Can ADHD cause other disorders?

Many children with ADHD often have additional issues, such as behavioral or conduct difficulties, learning disabilities, anxiety, and depression, to name a few. The coexistence of ADHD and other illnesses frequently creates additional obstacles for children, parents, educators, and healthcare professionals. Although ADHD can be diagnosed independently from any other conditions, it is important for doctors to rule out other possible causes of behavior problems before making an official diagnosis of ADHD.

ADHD can lead to violence toward others and self-injury. Children with this condition may hit others or themselves in anger. They may also engage in other self-harming behaviors such as hitting their head against a wall, punching holes in the wall, or pulling their hair out.

Those who suffer from ADHD are two to three times more likely than others to commit suicide. Studies show that boys with ADHD are eight times more likely than others to attempt suicide and seven times more likely to complete it. Girls with ADHD are twice as likely as others to attempt suicide and four times more likely to complete it. Suicide is the number one cause of death among adolescents and adults with ADHD.

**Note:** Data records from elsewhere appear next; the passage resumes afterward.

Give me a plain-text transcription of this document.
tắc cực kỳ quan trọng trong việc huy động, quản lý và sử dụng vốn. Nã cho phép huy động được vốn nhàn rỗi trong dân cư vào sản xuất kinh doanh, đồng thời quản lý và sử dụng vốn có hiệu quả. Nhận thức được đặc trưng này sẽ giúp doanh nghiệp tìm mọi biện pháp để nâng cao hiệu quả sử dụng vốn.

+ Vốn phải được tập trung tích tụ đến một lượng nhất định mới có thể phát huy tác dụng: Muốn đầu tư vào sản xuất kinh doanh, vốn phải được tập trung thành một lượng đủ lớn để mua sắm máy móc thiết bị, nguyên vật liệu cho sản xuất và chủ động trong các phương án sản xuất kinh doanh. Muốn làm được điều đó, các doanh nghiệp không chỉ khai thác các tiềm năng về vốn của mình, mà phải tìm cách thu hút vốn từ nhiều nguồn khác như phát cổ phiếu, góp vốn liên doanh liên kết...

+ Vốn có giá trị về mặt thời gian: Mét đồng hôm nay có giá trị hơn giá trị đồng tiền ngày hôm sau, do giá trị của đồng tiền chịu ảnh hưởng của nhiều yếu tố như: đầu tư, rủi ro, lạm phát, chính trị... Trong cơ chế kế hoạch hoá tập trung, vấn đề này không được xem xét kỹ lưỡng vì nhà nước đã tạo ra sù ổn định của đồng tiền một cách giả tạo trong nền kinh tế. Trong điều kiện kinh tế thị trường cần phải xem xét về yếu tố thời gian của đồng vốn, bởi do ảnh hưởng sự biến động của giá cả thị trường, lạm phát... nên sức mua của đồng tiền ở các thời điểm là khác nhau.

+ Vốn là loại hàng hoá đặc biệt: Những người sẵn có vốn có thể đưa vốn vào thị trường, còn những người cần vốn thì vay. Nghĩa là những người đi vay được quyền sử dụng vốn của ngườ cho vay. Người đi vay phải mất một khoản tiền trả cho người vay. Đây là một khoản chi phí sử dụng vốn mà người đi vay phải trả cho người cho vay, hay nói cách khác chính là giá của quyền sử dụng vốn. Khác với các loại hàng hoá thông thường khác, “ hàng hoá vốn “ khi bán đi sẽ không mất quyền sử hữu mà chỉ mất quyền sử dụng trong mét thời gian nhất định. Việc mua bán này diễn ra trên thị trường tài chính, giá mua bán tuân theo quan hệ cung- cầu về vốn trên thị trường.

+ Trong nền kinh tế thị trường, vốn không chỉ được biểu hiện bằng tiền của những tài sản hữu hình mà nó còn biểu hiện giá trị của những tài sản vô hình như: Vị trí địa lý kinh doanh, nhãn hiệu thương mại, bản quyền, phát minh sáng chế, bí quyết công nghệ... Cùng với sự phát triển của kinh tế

ADHD is associated with many other health problems, some of which are discussed below. It is important for patients and families to know about these associations so they can be monitored and treated if necessary.

Children with ADHD are at increased risk for several medical conditions.

About Article Author

Barbara Pinto

Barbara Pinto is a licensed psychologist, who has been practicing for over 20 years. She has experience in individual therapy, marriage and family therapy, and group therapy. Barbara's areas of expertise include anxiety disorders, Obsessive-Compulsive Disorder, Posttraumatic Stress Disorder (PTSD), among others.